Depuis plusieurs semaines, les habitants du secteur de Saint-Martin-du-Touch, à Toulouse,se plaignent de ressentir l’odeur de cannabis dans l’air sans trouver de solution. Quelques jours après, lassés par la situation, les riverains préviennent la police nationale. Et c’est la brigade spécialisée de terrain de l’ouest qui se rend sur place. Après une première enquête de terrain, les fonctionnaires reviennent le lendemain. Cette fois, ils se dirigent directement vers un logement situé dans la rue. Cet appartement est loué par deux femmes de 19 et 32 ans via la plateforme Airbnb. Bingo. À l’intérieur, les forces de l’ordre mettent la main sur 7,5 kg de résine de cannabis ainsi que 50g de cocaïne, 15g d’herbe de cannabis et 8000€ en espèce. Les deux locataires sont appréhendées.

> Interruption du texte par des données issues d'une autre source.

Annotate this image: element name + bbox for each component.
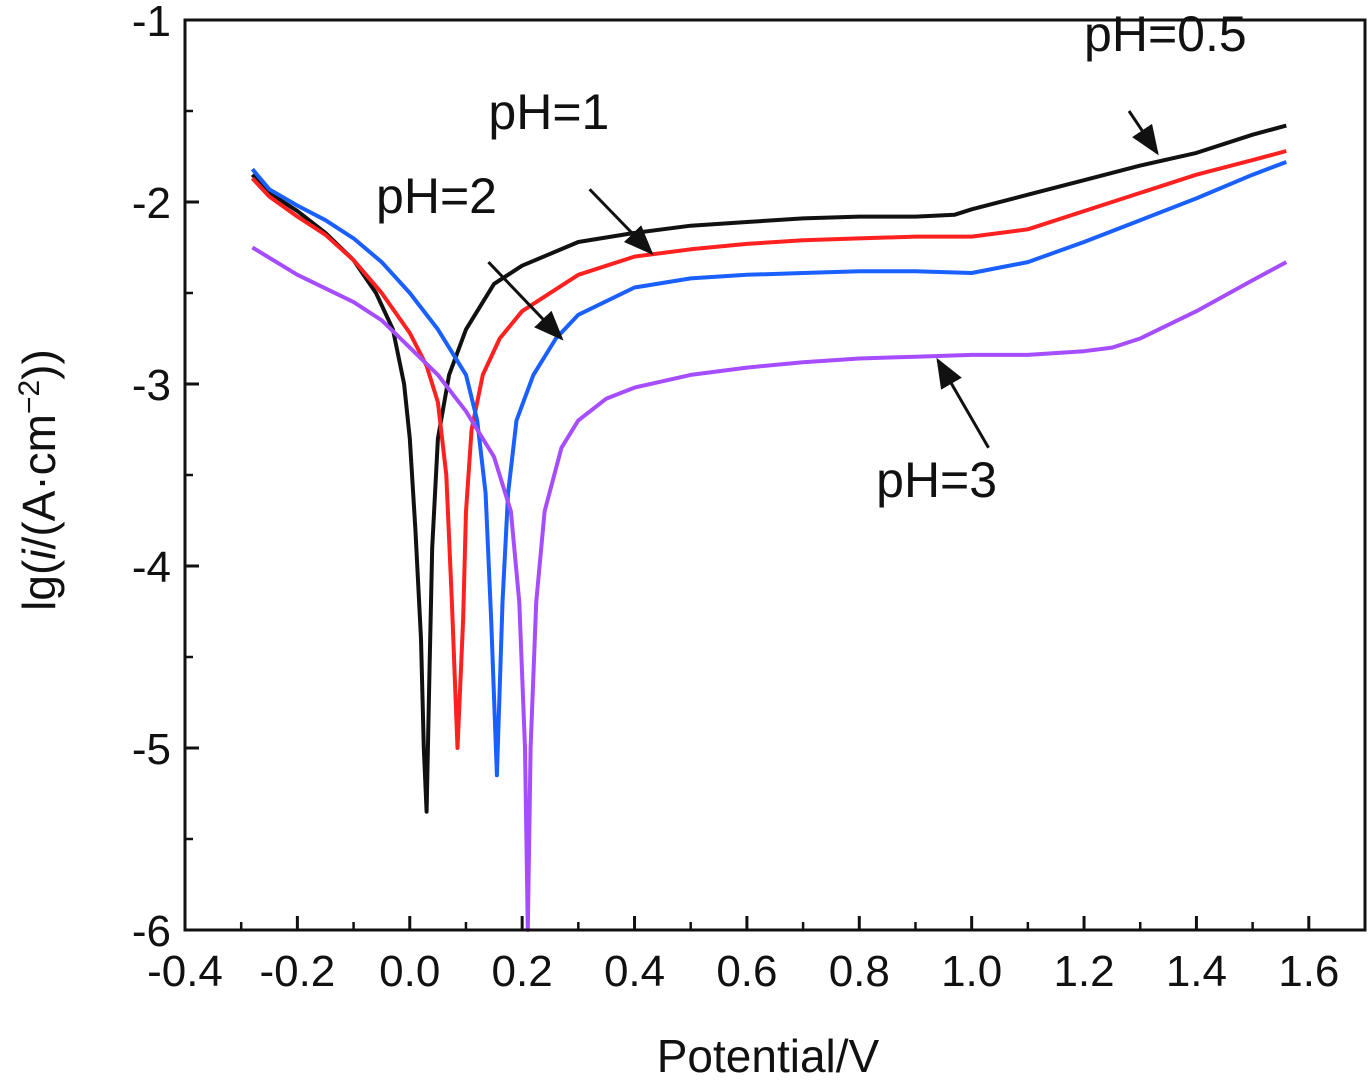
y-tick-label: -1	[132, 0, 171, 46]
y-tick-label: -2	[132, 179, 171, 228]
x-tick-label: 0.6	[716, 947, 777, 996]
series-line-3	[251, 245, 1288, 932]
x-tick-label: 0.2	[492, 947, 553, 996]
y-tick-label: -6	[132, 907, 171, 956]
x-tick-label: -0.4	[147, 947, 223, 996]
x-axis-title: Potential/V	[657, 1030, 880, 1082]
annotation-arrow-3	[936, 357, 990, 449]
annotation-label-1: pH=1	[488, 84, 609, 140]
x-tick-label: 1.2	[1053, 947, 1114, 996]
y-axis-title-part-2: /(A·cm	[13, 414, 65, 549]
y-axis-title-part-1: lg(	[13, 559, 65, 611]
series-line-2	[250, 160, 1288, 778]
x-tick-label: 0.0	[379, 947, 440, 996]
annotation-arrow-1	[588, 188, 654, 256]
x-tick-label: 1.0	[941, 947, 1002, 996]
series-line-0	[250, 123, 1287, 814]
series-layer	[250, 123, 1288, 932]
x-tick-label: 0.4	[604, 947, 665, 996]
series-line-1	[250, 149, 1287, 750]
y-axis-title-symbol: i	[13, 548, 65, 560]
annotation-label-2: pH=2	[376, 168, 497, 224]
ticks-layer: -0.4 -0.2 0.0 0.2 0.4 0.6 0.8 1.0 1.2 1.4 1.6 -1 -2 -…	[132, 0, 1340, 996]
annotation-label-0: pH=0.5	[1084, 6, 1247, 62]
y-axis-title-part-3: ))	[13, 349, 65, 380]
x-tick-label: 1.4	[1166, 947, 1227, 996]
y-tick-label: -3	[132, 361, 171, 410]
y-tick-label: -5	[132, 725, 171, 774]
y-axis-title: lg(i/(A·cm−2))	[13, 349, 66, 611]
x-tick-label: 0.8	[829, 947, 890, 996]
x-tick-label: 1.6	[1278, 947, 1339, 996]
annotation-arrow-2	[487, 261, 564, 341]
annotations-layer: pH=0.5 pH=1 pH=2 pH=3	[376, 6, 1247, 508]
annotation-arrow-0	[1127, 110, 1159, 156]
annotation-label-3: pH=3	[876, 452, 997, 508]
x-tick-label: -0.2	[259, 947, 335, 996]
y-tick-label: -4	[132, 543, 171, 592]
y-axis-title-exponent: −2	[13, 380, 46, 414]
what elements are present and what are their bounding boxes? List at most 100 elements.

Pendant cette opération, des policiers restés dans le secteur pour surveiller la zone remarquent une Renault Clio suspecte. La plaque d’immatriculation n’est pas conforme et le conducteur passe plusieurs fois devant l’appartement. Par précaution, les équipes de l’Unité stupéfiant et économie souterraine (USES) de la rive gauche et la brigade anticriminalité contrôlent le conducteur et les deux passagers. Les deux jeunes hommes de 19 ans et l’adolescent de 16 ans semblent en règle. Mais la clé d’une Ford, cachée à l’intérieur de la Renault Clio, intrigue les forces de l’ordre. Les policiers la récupèrent et demandent aux trois individus de les conduire jusqu’à cette voiture. Par chance, la Ford est justement stationnée au pied de l’immeuble. Et elle est remplie de produits stupéfiants. Dans le coffre, plus de 50 kg de résine, 450g de cocaïne et 12 000 € en espèces. Les trois jeunes sont à leur tour acheminés jusqu’au commissariat pour être interrogés. Lors des auditions, les deux femmes avouent consommer régulièrement du cannabis. Lorsque les trafiquants leur ont proposé de gagner de l’argent en louant ce logement à leurs noms, elles ont accepté immédiatement. Mais, selon leurs dires, ne se doutaient absolument pas que les lieux servait de stockage pour de la drogue. Faute de preuve, elles ont été relâchées au contraire des trois autres hommes. Eux sont placés en détention provisoire. Le dossier est désormais entre les mains d’un juge d’instruction.